In their study, the researchers recorded a noticeable coincidence between the periods of drought and urban fires.

Fires were a major danger for the densely constructed, largely wooden, cities in the Middle Ages, where there were no fire brigades like there are today.

The best documented fire between 1302 and 1307 was probably in Florence, where over 1,700 houses burned on 10 June 1304.

Sources for both Italy and France showed a correlation between extreme drought and fires at the same time.

“We think our analysis is the first to find a correlation between fires and droughts over a two-hundred-year period,” said Dr Bauch.

“Large urban fires usually followed droughts by a year. The wooden structures in medieval houses did not dry out immediately. But once they did, they ignited very easily.”

Contemporaries were also aware of the connection between drought and fire: during dry periods, citizens were obliged to place buckets of water next to their front doors as a primitive sort of fire extinguisher, to be kept available at all times.
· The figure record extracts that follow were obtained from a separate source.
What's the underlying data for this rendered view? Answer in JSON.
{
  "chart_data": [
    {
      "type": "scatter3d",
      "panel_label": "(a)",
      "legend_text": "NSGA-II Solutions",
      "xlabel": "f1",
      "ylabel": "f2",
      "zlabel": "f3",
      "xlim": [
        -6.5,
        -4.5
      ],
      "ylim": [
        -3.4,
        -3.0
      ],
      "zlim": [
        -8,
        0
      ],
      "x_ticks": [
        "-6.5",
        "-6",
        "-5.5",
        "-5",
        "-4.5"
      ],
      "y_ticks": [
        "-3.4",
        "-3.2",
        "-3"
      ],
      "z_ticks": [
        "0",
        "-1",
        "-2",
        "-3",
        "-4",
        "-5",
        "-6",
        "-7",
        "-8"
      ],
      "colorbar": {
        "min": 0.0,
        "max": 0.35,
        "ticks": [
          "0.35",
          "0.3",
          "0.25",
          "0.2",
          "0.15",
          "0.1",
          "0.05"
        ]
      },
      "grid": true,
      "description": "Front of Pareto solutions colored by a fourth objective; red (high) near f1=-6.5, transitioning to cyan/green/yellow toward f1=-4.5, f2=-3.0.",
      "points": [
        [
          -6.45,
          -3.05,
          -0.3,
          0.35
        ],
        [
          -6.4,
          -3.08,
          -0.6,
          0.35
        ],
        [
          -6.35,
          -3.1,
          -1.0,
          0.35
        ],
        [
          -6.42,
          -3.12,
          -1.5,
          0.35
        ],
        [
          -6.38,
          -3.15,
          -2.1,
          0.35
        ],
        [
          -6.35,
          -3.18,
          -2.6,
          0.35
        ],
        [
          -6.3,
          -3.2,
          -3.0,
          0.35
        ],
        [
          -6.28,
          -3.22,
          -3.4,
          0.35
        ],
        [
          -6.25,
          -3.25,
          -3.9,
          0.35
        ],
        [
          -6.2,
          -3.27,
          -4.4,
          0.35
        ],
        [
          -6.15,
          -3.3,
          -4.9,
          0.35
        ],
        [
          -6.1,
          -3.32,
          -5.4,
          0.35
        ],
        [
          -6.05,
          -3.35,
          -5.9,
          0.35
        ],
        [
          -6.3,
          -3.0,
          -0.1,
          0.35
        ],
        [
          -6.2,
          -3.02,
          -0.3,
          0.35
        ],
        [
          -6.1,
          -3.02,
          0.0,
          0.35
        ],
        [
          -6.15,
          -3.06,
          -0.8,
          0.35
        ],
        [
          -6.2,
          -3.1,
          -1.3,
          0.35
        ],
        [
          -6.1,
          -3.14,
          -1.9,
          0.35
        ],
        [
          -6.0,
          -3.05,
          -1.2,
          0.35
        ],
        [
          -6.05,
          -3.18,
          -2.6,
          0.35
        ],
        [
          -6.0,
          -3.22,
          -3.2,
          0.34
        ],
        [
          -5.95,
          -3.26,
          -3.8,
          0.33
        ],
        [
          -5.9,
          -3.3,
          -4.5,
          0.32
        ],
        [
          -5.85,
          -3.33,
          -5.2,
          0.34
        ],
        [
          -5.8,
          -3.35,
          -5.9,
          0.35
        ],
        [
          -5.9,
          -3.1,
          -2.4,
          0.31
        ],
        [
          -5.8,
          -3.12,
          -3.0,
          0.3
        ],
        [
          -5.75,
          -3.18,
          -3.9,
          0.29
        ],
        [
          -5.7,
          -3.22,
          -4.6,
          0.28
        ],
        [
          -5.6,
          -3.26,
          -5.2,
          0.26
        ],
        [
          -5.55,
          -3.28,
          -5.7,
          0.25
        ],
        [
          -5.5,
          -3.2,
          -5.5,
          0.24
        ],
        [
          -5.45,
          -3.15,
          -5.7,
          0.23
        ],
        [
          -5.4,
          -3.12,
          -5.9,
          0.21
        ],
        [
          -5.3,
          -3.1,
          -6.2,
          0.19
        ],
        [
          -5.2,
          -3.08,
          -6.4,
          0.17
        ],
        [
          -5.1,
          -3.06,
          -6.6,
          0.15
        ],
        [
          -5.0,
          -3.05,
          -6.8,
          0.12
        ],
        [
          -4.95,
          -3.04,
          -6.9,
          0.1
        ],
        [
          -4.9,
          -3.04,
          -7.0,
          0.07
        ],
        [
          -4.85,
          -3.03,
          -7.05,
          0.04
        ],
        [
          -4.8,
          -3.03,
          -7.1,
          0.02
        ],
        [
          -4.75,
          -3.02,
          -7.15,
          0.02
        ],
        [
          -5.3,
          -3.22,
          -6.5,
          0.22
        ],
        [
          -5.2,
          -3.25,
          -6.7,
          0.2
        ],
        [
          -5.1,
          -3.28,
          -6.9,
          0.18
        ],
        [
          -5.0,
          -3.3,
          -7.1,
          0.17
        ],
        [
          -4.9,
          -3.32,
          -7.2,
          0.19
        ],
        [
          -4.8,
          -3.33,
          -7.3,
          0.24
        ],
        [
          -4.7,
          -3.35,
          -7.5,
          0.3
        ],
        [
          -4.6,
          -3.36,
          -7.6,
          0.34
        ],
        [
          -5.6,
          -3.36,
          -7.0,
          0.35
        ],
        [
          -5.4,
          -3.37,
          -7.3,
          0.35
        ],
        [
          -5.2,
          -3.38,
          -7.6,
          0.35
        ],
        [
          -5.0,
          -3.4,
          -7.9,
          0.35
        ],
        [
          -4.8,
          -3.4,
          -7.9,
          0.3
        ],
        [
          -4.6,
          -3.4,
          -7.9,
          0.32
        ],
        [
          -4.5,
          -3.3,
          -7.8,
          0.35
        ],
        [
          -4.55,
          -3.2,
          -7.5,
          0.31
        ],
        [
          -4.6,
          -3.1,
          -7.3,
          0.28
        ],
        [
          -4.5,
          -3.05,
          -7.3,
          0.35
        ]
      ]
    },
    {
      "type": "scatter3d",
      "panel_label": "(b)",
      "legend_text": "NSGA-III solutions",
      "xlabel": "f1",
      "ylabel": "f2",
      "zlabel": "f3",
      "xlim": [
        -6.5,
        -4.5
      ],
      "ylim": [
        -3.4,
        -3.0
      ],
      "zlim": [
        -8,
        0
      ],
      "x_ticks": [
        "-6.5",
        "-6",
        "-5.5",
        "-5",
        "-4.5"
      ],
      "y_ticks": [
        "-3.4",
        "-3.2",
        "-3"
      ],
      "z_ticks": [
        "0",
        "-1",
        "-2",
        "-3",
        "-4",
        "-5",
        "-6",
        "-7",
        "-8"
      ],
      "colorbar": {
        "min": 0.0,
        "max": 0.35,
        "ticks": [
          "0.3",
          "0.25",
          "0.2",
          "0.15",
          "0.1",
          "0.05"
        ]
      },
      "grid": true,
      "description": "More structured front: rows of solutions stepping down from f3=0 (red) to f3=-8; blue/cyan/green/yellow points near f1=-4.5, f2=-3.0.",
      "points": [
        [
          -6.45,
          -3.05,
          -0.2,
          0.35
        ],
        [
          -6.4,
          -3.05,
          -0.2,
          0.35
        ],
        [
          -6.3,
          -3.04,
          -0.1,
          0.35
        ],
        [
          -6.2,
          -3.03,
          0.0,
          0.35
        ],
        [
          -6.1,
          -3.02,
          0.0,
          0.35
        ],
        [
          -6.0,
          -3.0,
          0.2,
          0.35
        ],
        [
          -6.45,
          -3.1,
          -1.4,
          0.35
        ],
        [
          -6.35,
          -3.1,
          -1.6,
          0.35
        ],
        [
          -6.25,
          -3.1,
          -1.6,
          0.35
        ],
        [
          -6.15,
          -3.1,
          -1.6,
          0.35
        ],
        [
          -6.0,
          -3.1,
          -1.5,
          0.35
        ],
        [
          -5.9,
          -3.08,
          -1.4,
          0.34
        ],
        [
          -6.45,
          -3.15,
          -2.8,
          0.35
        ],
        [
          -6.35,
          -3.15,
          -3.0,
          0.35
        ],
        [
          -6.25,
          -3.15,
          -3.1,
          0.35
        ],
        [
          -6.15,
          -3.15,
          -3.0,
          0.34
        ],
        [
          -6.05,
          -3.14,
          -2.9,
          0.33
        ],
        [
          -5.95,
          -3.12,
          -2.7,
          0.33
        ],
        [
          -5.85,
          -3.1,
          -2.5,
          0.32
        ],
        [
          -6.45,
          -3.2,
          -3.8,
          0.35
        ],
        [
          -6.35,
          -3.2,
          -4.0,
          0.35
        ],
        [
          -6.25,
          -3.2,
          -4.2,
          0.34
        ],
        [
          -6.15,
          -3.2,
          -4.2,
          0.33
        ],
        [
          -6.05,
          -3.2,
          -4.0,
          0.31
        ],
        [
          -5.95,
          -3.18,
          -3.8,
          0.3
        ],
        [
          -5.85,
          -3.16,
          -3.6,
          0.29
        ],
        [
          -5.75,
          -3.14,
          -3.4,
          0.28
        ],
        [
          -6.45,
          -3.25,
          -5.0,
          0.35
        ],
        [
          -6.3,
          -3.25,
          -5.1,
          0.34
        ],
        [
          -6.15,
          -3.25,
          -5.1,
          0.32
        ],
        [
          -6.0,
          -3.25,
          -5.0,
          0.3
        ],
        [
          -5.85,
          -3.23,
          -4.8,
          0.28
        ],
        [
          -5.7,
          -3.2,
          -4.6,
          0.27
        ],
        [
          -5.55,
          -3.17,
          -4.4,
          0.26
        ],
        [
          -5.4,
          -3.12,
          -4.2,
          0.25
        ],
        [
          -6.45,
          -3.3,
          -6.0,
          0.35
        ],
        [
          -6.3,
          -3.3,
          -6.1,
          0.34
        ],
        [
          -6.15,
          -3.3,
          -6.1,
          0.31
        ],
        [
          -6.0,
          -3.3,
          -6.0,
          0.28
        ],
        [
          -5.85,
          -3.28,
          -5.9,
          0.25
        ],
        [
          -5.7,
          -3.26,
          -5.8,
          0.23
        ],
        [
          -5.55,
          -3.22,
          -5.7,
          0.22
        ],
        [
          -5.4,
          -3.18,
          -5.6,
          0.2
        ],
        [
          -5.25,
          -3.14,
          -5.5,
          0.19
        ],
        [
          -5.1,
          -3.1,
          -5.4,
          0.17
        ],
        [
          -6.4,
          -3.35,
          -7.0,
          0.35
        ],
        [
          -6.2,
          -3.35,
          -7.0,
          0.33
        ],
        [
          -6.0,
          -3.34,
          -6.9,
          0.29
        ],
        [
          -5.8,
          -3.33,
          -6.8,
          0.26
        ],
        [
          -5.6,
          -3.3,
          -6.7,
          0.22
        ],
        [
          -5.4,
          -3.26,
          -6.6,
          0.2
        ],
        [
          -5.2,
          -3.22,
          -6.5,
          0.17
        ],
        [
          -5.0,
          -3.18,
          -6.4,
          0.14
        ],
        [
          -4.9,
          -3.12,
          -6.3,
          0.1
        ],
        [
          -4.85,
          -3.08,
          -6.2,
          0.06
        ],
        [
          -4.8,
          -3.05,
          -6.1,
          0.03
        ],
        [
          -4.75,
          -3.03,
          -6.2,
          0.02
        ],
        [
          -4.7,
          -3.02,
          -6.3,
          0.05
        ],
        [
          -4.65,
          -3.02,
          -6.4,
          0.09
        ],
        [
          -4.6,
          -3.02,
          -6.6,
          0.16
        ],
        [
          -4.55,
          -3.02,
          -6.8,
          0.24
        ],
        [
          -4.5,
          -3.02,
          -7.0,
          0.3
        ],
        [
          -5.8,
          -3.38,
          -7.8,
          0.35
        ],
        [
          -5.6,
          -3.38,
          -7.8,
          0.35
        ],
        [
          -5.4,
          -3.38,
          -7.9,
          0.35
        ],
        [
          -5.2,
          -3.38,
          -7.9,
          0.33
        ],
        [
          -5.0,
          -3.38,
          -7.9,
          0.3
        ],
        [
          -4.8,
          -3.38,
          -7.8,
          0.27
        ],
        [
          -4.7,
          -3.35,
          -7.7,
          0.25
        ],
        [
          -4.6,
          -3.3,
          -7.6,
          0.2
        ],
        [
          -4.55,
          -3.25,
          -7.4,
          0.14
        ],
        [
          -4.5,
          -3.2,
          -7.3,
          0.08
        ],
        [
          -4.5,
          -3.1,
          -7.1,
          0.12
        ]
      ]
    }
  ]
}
It was only later that municipalities organised fire brigades, for example in Florence around 1348.

Major infrastructural measures in response to the droughts have survived in the cities of northern Italy: Parma and Siena invested in larger, deeper wells, and Siena also bought a harbor on the Mediterranean coast, which it expanded after the drought years of 1302-04 in order to be able to import grain and become less dependent on domestic production.

“According to our analysis, the drought of 1302-1307 was a once-in-a-century event with regard to its duration,” said Annabell Engel from GWZO.

“No other drought reached these dimensions in the 13th and 14th centuries. The next event that came close was not until the drought of 1360-62, which stretched across Europe and for which there indications in the historical record in Japan, Korea, and India.”

While numerous studies have already documented strong fluctuations in the 1340s, shortly before the plague epidemic, the first decade of the 14th century has been the focus of little research so far.

The Leibniz researchers have now been able to show for the first time that exceptionally dry summers between 1302 and 1304 to the south of the Alps and 1304 and 1307 north of the Alps were the result of stable weather conditions and disparately distributed precipitation.

The study thus sheds new light on the first years of the 14th century with its dramatic changes and draws a link to modern climate changes.

“However, it is difficult to draw conclusions about future climatic developments in the 21st century from our study,” the researchers said.

“While climate fluctuations in the 14th century were natural phenomena, in the modern age, humans are exerting artificial influence on the climate, as well.”

The research is published in the journal Climate of the Past.